I’ve been trying to quantify how well various models perform on pretty basic data analysis - for a given query result, answer a few questions. Each query result has the same basic format; a section of aggregates, then repeating time series for each specified breakdown. These aren’t really complex queries either, there’s maybe a dozen unique values and I’m limiting them to a single aggregation.
what’s interesting, more or less, is that everything tends to suck at the evaluations. There are outliers - gpt-5 tends to do very well across the board, including 5-mini, for instance.
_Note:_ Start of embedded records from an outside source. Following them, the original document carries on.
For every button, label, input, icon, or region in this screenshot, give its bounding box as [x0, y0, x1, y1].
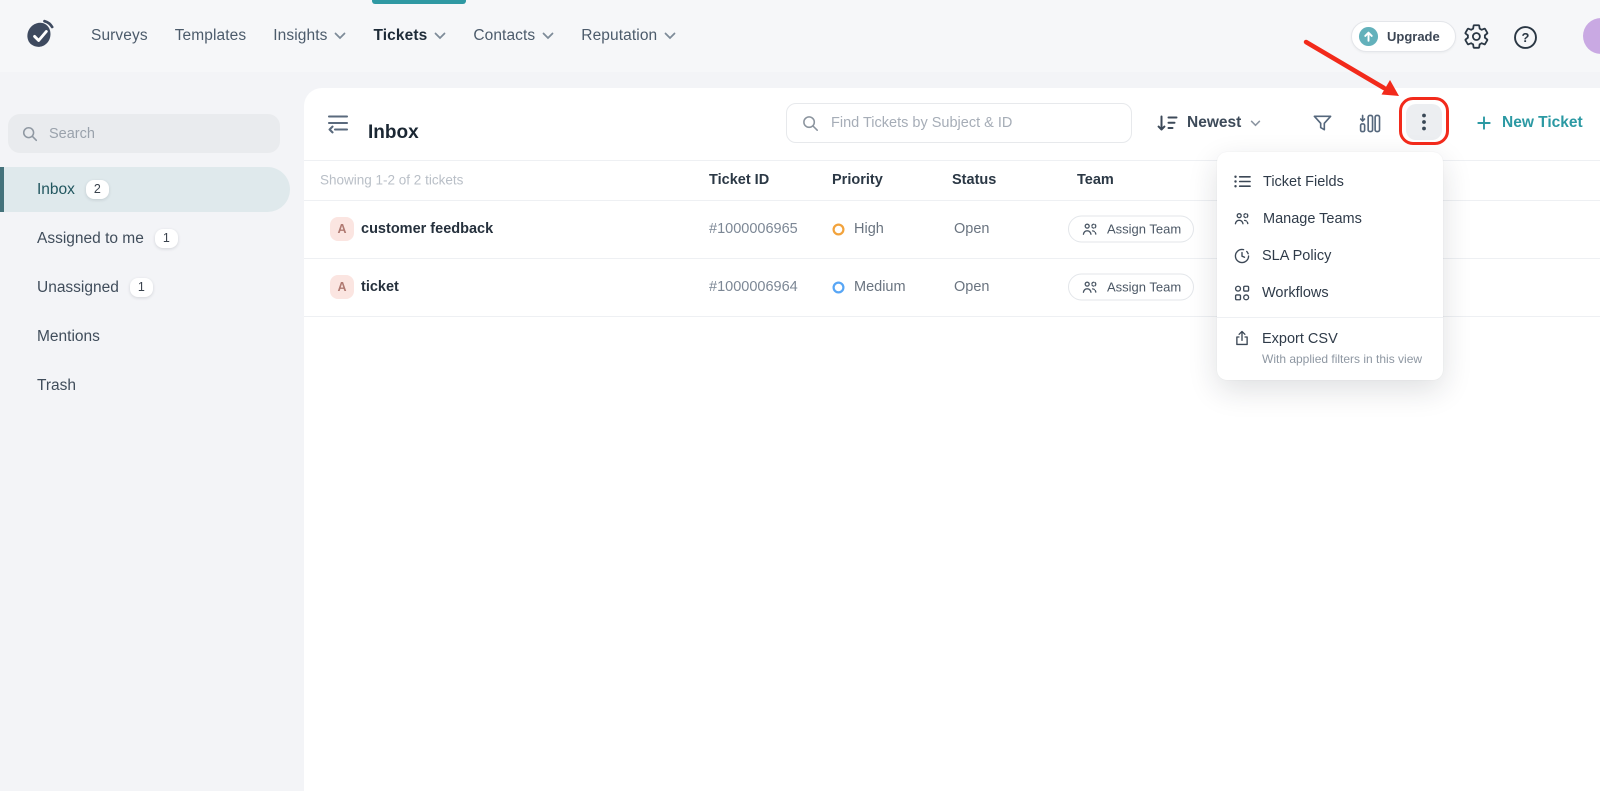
menu-item-sla-policy[interactable]: SLA Policy: [1217, 237, 1443, 274]
menu-item-manage-teams[interactable]: Manage Teams: [1217, 200, 1443, 237]
sidebar-nav: Inbox 2 Assigned to me 1 Unassigned 1 Me…: [0, 167, 290, 412]
search-icon: [21, 125, 38, 142]
help-icon[interactable]: ?: [1512, 24, 1539, 51]
ticket-id: #1000006965: [709, 221, 798, 237]
user-avatar[interactable]: [1583, 18, 1600, 54]
collapse-sidebar-icon[interactable]: [325, 112, 351, 136]
nav-item-insights[interactable]: Insights: [273, 27, 346, 45]
kebab-menu-icon: [1412, 110, 1436, 134]
sidebar-item-assigned-to-me[interactable]: Assigned to me 1: [0, 216, 290, 261]
sort-dropdown[interactable]: Newest: [1156, 103, 1261, 143]
avatar: A: [330, 217, 354, 241]
ticket-views-sidebar: Inbox 2 Assigned to me 1 Unassigned 1 Me…: [0, 72, 304, 791]
team-people-icon: [1081, 221, 1100, 238]
new-ticket-button[interactable]: New Ticket: [1476, 103, 1583, 143]
ticket-subject: ticket: [361, 279, 399, 295]
sort-value: Newest: [1187, 114, 1241, 132]
assigned-count-badge: 1: [155, 229, 178, 248]
unassigned-count-badge: 1: [130, 278, 153, 297]
ticket-priority: High: [832, 221, 884, 237]
settings-gear-icon[interactable]: [1463, 23, 1490, 50]
ticket-subject: customer feedback: [361, 221, 493, 237]
nav-item-tickets[interactable]: Tickets: [373, 27, 446, 45]
sidebar-item-mentions[interactable]: Mentions: [0, 314, 290, 359]
chevron-down-icon: [434, 32, 446, 40]
priority-ring-icon: [832, 223, 845, 236]
avatar: A: [330, 275, 354, 299]
sidebar-item-trash[interactable]: Trash: [0, 363, 290, 408]
sidebar-search-input[interactable]: [47, 125, 267, 143]
ticket-status: Open: [954, 221, 989, 237]
sla-clock-icon: [1233, 247, 1251, 265]
more-options-button[interactable]: [1406, 104, 1442, 140]
plus-icon: [1476, 115, 1492, 131]
chevron-down-icon: [664, 32, 676, 40]
workflow-icon: [1233, 284, 1251, 302]
inbox-count-badge: 2: [86, 180, 109, 199]
assign-team-button[interactable]: Assign Team: [1068, 216, 1194, 243]
teams-icon: [1233, 210, 1252, 227]
chevron-down-icon: [542, 32, 554, 40]
ticket-search-box[interactable]: [786, 103, 1132, 143]
upgrade-arrow-icon: [1358, 26, 1379, 47]
export-csv-label: Export CSV: [1262, 329, 1422, 349]
column-header-team: Team: [1077, 172, 1114, 188]
menu-item-export-csv[interactable]: Export CSV With applied filters in this …: [1217, 327, 1443, 366]
sidebar-item-inbox[interactable]: Inbox 2: [0, 167, 290, 212]
page-title: Inbox: [368, 122, 419, 144]
search-icon: [801, 114, 819, 132]
top-navigation-bar: Surveys Templates Insights Tickets Conta…: [0, 0, 1600, 72]
column-header-ticket-id: Ticket ID: [709, 172, 769, 188]
column-header-priority: Priority: [832, 172, 883, 188]
filter-funnel-icon[interactable]: [1311, 113, 1334, 134]
sidebar-search-box[interactable]: [8, 114, 280, 153]
ticket-id: #1000006964: [709, 279, 798, 295]
svg-text:?: ?: [1522, 30, 1530, 45]
sidebar-item-unassigned[interactable]: Unassigned 1: [0, 265, 290, 310]
export-csv-sublabel: With applied filters in this view: [1262, 352, 1422, 366]
priority-ring-icon: [832, 281, 845, 294]
team-people-icon: [1081, 279, 1100, 296]
nav-item-surveys[interactable]: Surveys: [91, 27, 148, 45]
menu-item-workflows[interactable]: Workflows: [1217, 274, 1443, 311]
list-icon: [1233, 173, 1252, 190]
nav-item-contacts[interactable]: Contacts: [473, 27, 554, 45]
results-summary: Showing 1-2 of 2 tickets: [320, 173, 463, 188]
export-icon: [1233, 329, 1251, 347]
ticket-status: Open: [954, 279, 989, 295]
column-header-status: Status: [952, 172, 996, 188]
ticket-priority: Medium: [832, 279, 906, 295]
menu-item-ticket-fields[interactable]: Ticket Fields: [1217, 163, 1443, 200]
ticket-search-input[interactable]: [829, 114, 1117, 132]
primary-nav: Surveys Templates Insights Tickets Conta…: [91, 0, 676, 72]
menu-divider: [1217, 317, 1443, 318]
nav-item-templates[interactable]: Templates: [175, 27, 247, 45]
app-logo-icon[interactable]: [22, 17, 58, 55]
more-options-dropdown: Ticket Fields Manage Teams SLA Policy Wo…: [1217, 152, 1443, 380]
nav-item-reputation[interactable]: Reputation: [581, 27, 676, 45]
chevron-down-icon: [1250, 120, 1261, 127]
upgrade-button[interactable]: Upgrade: [1351, 21, 1456, 52]
assign-team-button[interactable]: Assign Team: [1068, 274, 1194, 301]
chevron-down-icon: [334, 32, 346, 40]
sort-icon: [1156, 113, 1178, 133]
manage-columns-icon[interactable]: [1358, 113, 1381, 134]
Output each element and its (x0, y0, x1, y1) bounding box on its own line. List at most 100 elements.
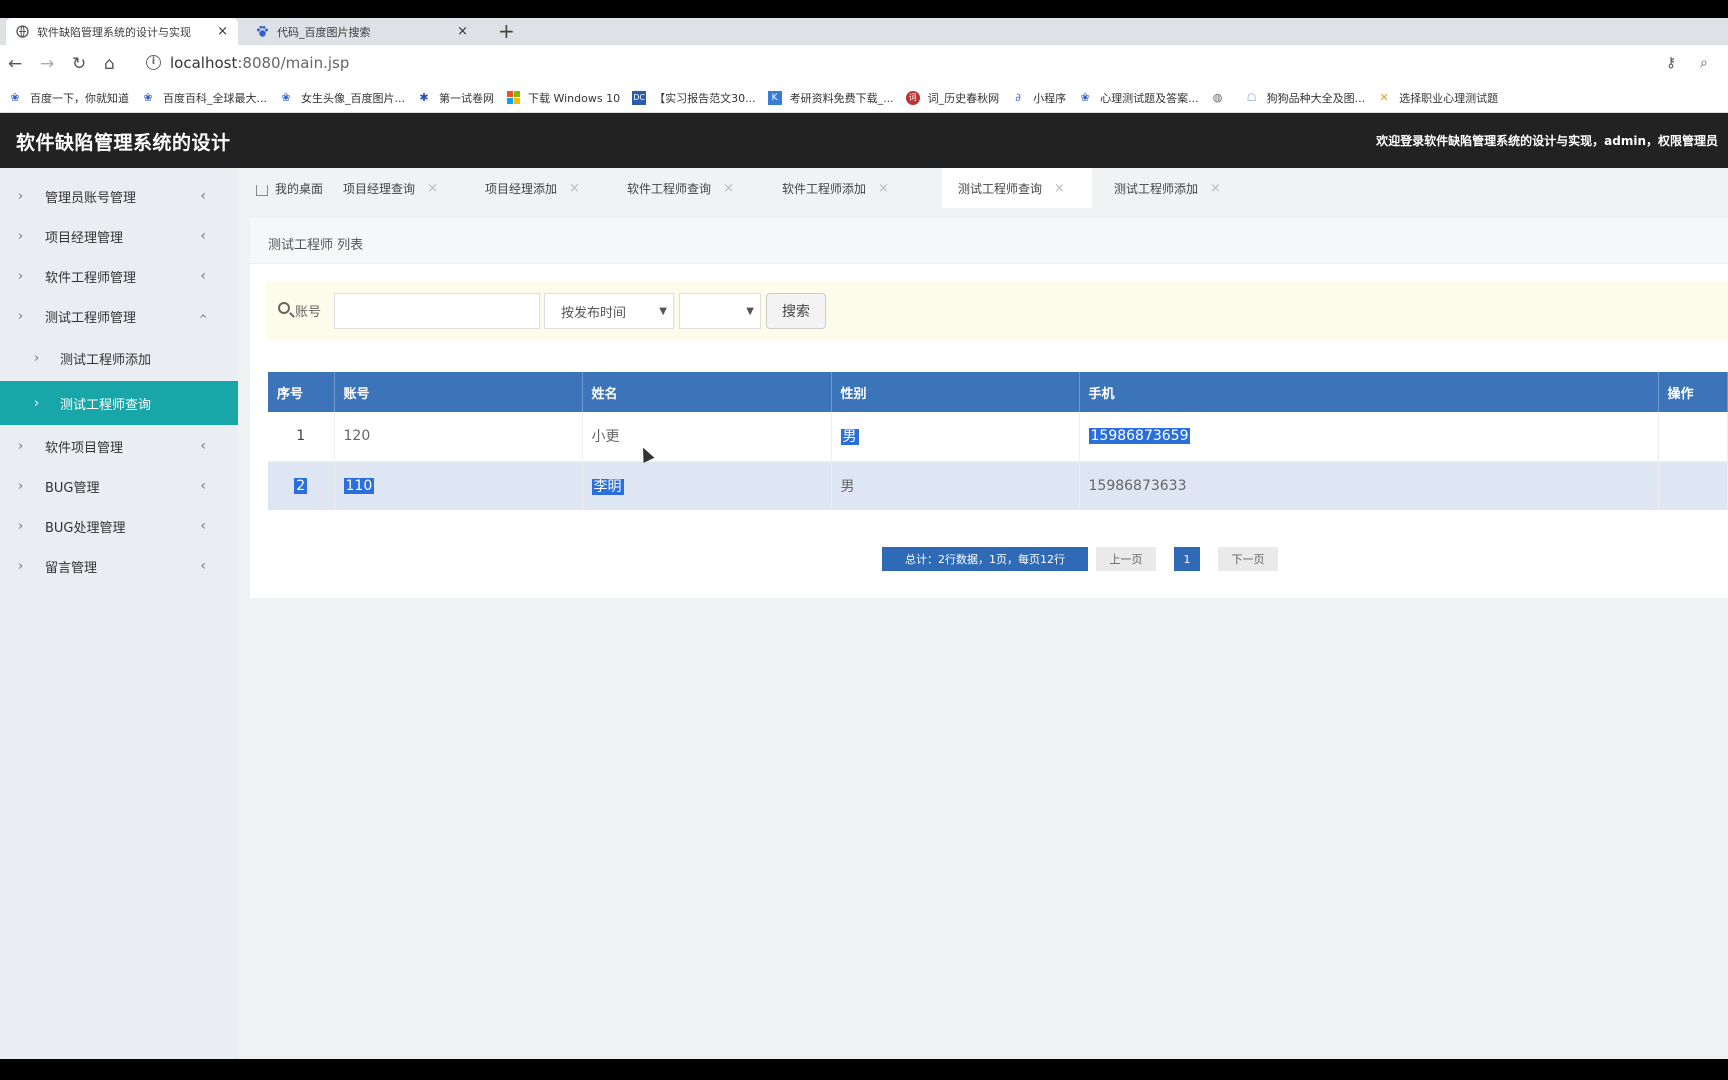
bookmark-item[interactable]: ❀ 心理测试题及答案... (1078, 90, 1198, 106)
bookmark-item[interactable]: ∂ 小程序 (1011, 90, 1066, 106)
cell-action[interactable] (1658, 412, 1728, 462)
bookmark-item[interactable]: ☖ 狗狗品种大全及图... (1245, 90, 1365, 106)
sort-select[interactable]: 按发布时间 ▼ (544, 293, 674, 329)
sidebar-item-projects[interactable]: › 软件项目管理 ‹ (0, 426, 238, 466)
key-icon[interactable]: ⚷ (1666, 55, 1676, 71)
tab-pm-add[interactable]: 项目经理添加 × (475, 168, 605, 208)
close-icon[interactable]: × (217, 24, 228, 39)
chevron-right-icon: › (34, 395, 40, 411)
close-icon[interactable]: × (569, 181, 580, 196)
browser-toolbar: ← → ↻ ⌂ i localhost:8080/main.jsp ⚷ ⌕ (0, 45, 1728, 83)
chevron-left-icon: ‹ (200, 188, 206, 204)
chevron-left-icon: ‹ (200, 228, 206, 244)
close-icon[interactable]: × (427, 181, 438, 196)
address-bar[interactable]: localhost:8080/main.jsp (170, 54, 349, 72)
sidebar-item-label: 项目经理管理 (45, 230, 124, 246)
dog-icon: ☖ (1246, 91, 1257, 104)
cell-phone-text: 15986873659 (1088, 428, 1191, 445)
bookmark-item[interactable]: 下载 Windows 10 (506, 90, 620, 106)
sidebar-item-pm[interactable]: › 项目经理管理 ‹ (0, 216, 238, 256)
miniprogram-icon: ∂ (1015, 91, 1021, 104)
bookmark-item[interactable]: DC 【实习报告范文30... (632, 90, 756, 106)
column-header[interactable]: 账号 (334, 372, 583, 412)
bookmark-label: 百度一下，你就知道 (30, 91, 129, 105)
bookmark-item[interactable]: K 考研资料免费下载_... (767, 90, 894, 106)
sidebar-item-admin-accounts[interactable]: › 管理员账号管理 ‹ (0, 176, 238, 216)
search-button[interactable]: 搜索 (766, 293, 826, 329)
close-icon[interactable]: × (878, 181, 889, 196)
chevron-left-icon: ‹ (200, 558, 206, 574)
bookmark-item[interactable]: ❀ 百度一下，你就知道 (8, 90, 129, 106)
close-icon[interactable]: × (723, 181, 734, 196)
bookmark-item[interactable]: ❀ 百度百科_全球最大... (141, 90, 267, 106)
bug-icon: ✱ (419, 91, 429, 104)
bookmark-label: 小程序 (1033, 91, 1067, 105)
cell-phone: 15986873633 (1079, 461, 1659, 510)
page-number-button[interactable]: 1 (1174, 547, 1200, 571)
tab-desktop[interactable]: 我的桌面 (238, 168, 328, 208)
next-page-button[interactable]: 下一页 (1218, 547, 1278, 571)
cell-account: 110 (334, 461, 583, 510)
table-header-row: 序号 账号 姓名 性别 手机 操作 (268, 372, 1728, 412)
chevron-down-icon: ▼ (659, 306, 667, 317)
site-info-icon[interactable]: i (146, 55, 161, 70)
prev-page-button[interactable]: 上一页 (1096, 547, 1156, 571)
tab-se-query[interactable]: 软件工程师查询 × (617, 168, 762, 208)
sort-select-value: 按发布时间 (561, 305, 627, 321)
tab-label: 测试工程师添加 (1114, 181, 1199, 196)
column-header[interactable]: 操作 (1658, 372, 1728, 412)
sidebar-item-test-engineer-add[interactable]: › 测试工程师添加 (0, 338, 238, 378)
tab-se-add[interactable]: 软件工程师添加 × (772, 168, 917, 208)
chevron-right-icon: › (18, 228, 24, 244)
browser-tab-main[interactable]: 软件缺陷管理系统的设计与实现 × (6, 18, 238, 45)
baidu-paw-icon: ❀ (10, 91, 20, 104)
cell-index: 1 (268, 412, 335, 462)
sidebar-item-bug-handling[interactable]: › BUG处理管理 ‹ (0, 506, 238, 546)
k-icon: K (767, 90, 782, 105)
chevron-left-icon: ‹ (200, 478, 206, 494)
account-search-input[interactable] (334, 293, 540, 329)
column-header[interactable]: 序号 (268, 372, 335, 412)
column-header[interactable]: 手机 (1079, 372, 1659, 412)
column-header[interactable]: 性别 (831, 372, 1080, 412)
sidebar-item-test-engineer-query[interactable]: › 测试工程师查询 (0, 381, 238, 425)
bookmark-item[interactable]: 词词_历史春秋网 (905, 90, 999, 106)
app-title: 软件缺陷管理系统的设计 (16, 132, 231, 154)
bookmark-item[interactable]: ❀ 女生头像_百度图片... (279, 90, 405, 106)
bookmark-item[interactable]: ✕ 选择职业心理测试题 (1377, 90, 1498, 106)
zoom-icon[interactable]: ⌕ (1700, 55, 1708, 71)
sidebar-item-test-engineers[interactable]: › 测试工程师管理 ‹ (0, 296, 238, 336)
browser-tab-strip: 软件缺陷管理系统的设计与实现 × 代码_百度图片搜索 × + (0, 18, 1728, 45)
close-icon[interactable]: × (457, 24, 468, 39)
sidebar-item-label: 软件工程师管理 (45, 270, 137, 286)
close-icon[interactable]: × (1054, 181, 1065, 196)
sidebar: › 管理员账号管理 ‹ › 项目经理管理 ‹ › 软件工程师管理 ‹ › 测试工程师管理 ‹ ›… (0, 168, 238, 1059)
tab-te-add[interactable]: 测试工程师添加 × (1102, 168, 1252, 208)
sidebar-item-messages[interactable]: › 留言管理 ‹ (0, 546, 238, 586)
tab-te-query[interactable]: 测试工程师查询 × (942, 168, 1092, 208)
bookmark-label: 【实习报告范文30... (654, 91, 756, 105)
sidebar-item-label: 管理员账号管理 (45, 190, 137, 206)
reload-icon[interactable]: ↻ (72, 54, 86, 74)
new-tab-button[interactable]: + (498, 20, 515, 42)
table-row[interactable]: 2 110 李明 男 15986873633 (268, 461, 1728, 510)
tab-label: 软件工程师查询 (627, 181, 712, 196)
bookmark-item[interactable]: ✱ 第一试卷网 (417, 90, 494, 106)
bookmark-item[interactable]: ◍ (1211, 91, 1233, 105)
back-icon[interactable]: ← (8, 54, 22, 74)
sidebar-item-software-engineers[interactable]: › 软件工程师管理 ‹ (0, 256, 238, 296)
table-row[interactable]: 1 120 小更 男 15986873659 (268, 412, 1728, 462)
browser-tab-baidu[interactable]: 代码_百度图片搜索 × (246, 18, 478, 45)
forward-icon[interactable]: → (40, 54, 54, 74)
column-header[interactable]: 姓名 (582, 372, 832, 412)
sidebar-item-bugs[interactable]: › BUG管理 ‹ (0, 466, 238, 506)
close-icon[interactable]: × (1210, 181, 1221, 196)
cell-index: 2 (268, 461, 335, 510)
chevron-right-icon: › (18, 438, 24, 454)
search-icon (278, 302, 290, 314)
order-select[interactable]: ▼ (679, 293, 761, 329)
tab-pm-query[interactable]: 项目经理查询 × (333, 168, 463, 208)
cell-action[interactable] (1658, 461, 1728, 510)
tab-label: 我的桌面 (275, 181, 324, 196)
home-icon[interactable]: ⌂ (104, 54, 115, 74)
Overall though, best case, you’re looking at 80% success rate on average across all the questions at the high end, but usually more like 50-60%
“well that’s garbage”, I might hear you saying, and intuitively you’d be right. what’s intriguing to me, though, is that when I ask the same models to do more complex tasks with similarly tight criteria (eg, “why is this happening”) after giving them some query tools, I see much higher success rates; nearly 100% for SOTA models, and increasingly even smaller models are improving.
why is this? how can a series of dependent tasks with a 20% failure rate sum to 100% success?
my supposition is that there’s a few specific things happening here, some of them very unintuitive.
1. models are often wrong, but they’re not off by _much_, especially when it comes to figures. for example, one question in the eval suite asks to calculate the sum of the top 3 aggregates. overall, this has about a 50% success rate. however, if you look at the incorrect results they all cluster around +\- 100 from the true value (and over half of them are only off by less than 5 in either direction). this isn’t great, sure, for many applications. but it’s a pretty acceptable level of error when absolute precision doesn’t count (and in my case, it really doesn’t - outliers in system telemetry are usually a few orders of magnitude off the distribution)
2. models are very bad at absolute time, but good at relative time. many of the questions involve quantitative measurements of time series data - “when was the peak of this series”, etc. models fuck this up pretty reliably unless they have the exact timestamps available in the context (and even then, they’ll botch it sometimes), but they’re pretty good at saying “this happened before that” in a series, or identifying the amount of outliers and peaks in the distribution. this is another one of those “pretty ok” compromises, albeit with some big caveats around tool design and query interfaces, but often in system telemetry you don’t necessarily need to know exactly what time something happened, but you do need to know the order in which things happened or at least the order those things were observed.
3. agent context is different than zero-shot context. this is probably the biggest single thing I can think of as to explain the divergent results; in an agent loop, the model has significantly more context devoted to whatever investigation it’s doing thanks to running multiple queries, etc. this seems to help quite a bit, probably because it’s “thinking” about more stuff that’s relevant versus getting a simple “here’s some data, pick out some facts” prompt.
the takeaways I have from this whole experience? nothing too novel. don’t use LLMs for extracting structured data unless you can live with sampling error. leverage agent loops with good/efficient tools to allow the model to discover more contextual data. return control to the operator frequently but passively in order to reduce the chance of the agent going on side quests.